2. Port checks - This is both a TCP connection to the port in use *typically, 80 and 442 but could be other special ports as well.
3. Service checks - This means looking at the server for any services that need to be running. Typically IIS (Windows), Apache Tomcat (Linux) could be others as well.
4. URL availability - Just because you can ping it, doesn’t mean that it’s available. The URL(s) that constitute a usable application must also be available. Usually, this means having a test set up for a particular URL and looking for a response that is not a 404 (or similar) error.
5. DNS Resolution - It’s always good to check that the DNS settings for your site are resolving properly. Such a simple and basic thing can render everything else useless if it is configured incorrectly.
6. Page Loading Time - Basically, how long does it take for a user to download your full page?
Users are becoming more and more impatient when it comes to page download time.

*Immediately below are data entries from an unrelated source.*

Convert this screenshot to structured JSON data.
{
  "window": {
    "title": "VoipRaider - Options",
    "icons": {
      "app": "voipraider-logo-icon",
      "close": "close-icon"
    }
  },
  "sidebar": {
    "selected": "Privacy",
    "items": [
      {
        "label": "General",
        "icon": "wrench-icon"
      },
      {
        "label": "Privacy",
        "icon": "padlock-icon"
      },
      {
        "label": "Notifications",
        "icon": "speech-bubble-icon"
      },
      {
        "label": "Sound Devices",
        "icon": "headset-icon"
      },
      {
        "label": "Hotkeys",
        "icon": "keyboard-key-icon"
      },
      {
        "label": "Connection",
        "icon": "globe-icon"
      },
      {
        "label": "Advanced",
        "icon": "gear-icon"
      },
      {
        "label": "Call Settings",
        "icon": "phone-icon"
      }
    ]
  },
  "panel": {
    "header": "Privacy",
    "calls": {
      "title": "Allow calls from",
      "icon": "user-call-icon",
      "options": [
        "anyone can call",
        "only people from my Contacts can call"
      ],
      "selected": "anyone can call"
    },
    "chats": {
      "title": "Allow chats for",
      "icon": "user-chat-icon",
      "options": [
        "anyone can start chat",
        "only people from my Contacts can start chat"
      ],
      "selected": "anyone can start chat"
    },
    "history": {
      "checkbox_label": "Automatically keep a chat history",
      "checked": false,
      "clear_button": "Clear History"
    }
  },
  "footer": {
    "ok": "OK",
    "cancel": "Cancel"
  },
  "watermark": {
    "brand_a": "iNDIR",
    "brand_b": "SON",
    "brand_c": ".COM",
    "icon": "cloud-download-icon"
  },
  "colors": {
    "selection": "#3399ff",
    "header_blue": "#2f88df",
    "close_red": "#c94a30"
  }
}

The latest surveys suggest that if it takes more than a few seconds for the page to load, users believe there is a problem with the application and then they just leave.
7. Download speed - This is a measure of how fast the data is being transferred from your web server to the user. Of course, there are many factors involved which may impact this speed – including the bandwidth of the user’s connection.
A single metric for this KPI does not suit all cases.
However, if you can perform multiple tests from a few different types of connections, then you can perform some long-term trend analysis on those results. After you know what is “normal” you can alert on any drastic anomalies to that trend baseline.
8. SSL Certificates - If you provide any type of secure transactions on your application, then you must have a working certificate chain on your servers.
Any expired or otherwise incorrectly set up Certificates will be noticed by the user’s web browser and they will get a warning that there is a problem with the website. Google’s Chrome browser and Apple’s Safari Browsers are notoriously strict about what they will accept as a correctly formed Certificate.
9. Log monitoring - Most applications will provide some type of error log functionality. You should have a monitoring system that can access those logs and process/parse them to look for specific error codes or messages.
10. NTP checks - Many applications are ultra-sensitive to small variations in the time stamp on the server. All servers should be synchronized to an NTP server. That NTP server can be onsite or you can use one of the publicly available NTP servers. In either case, you should consistently monitor the availability and response of the NTP servers you use.
In the end, there are quite a few possible metrics that can be used to determine the true performance of a web based application. In order to properly deploy a monitoring system, you need to know a lot about how the application is supposed to perform and what components are involved in making sure it is available.
I hope the checklist provided above offers some insight into how all of these things fit together.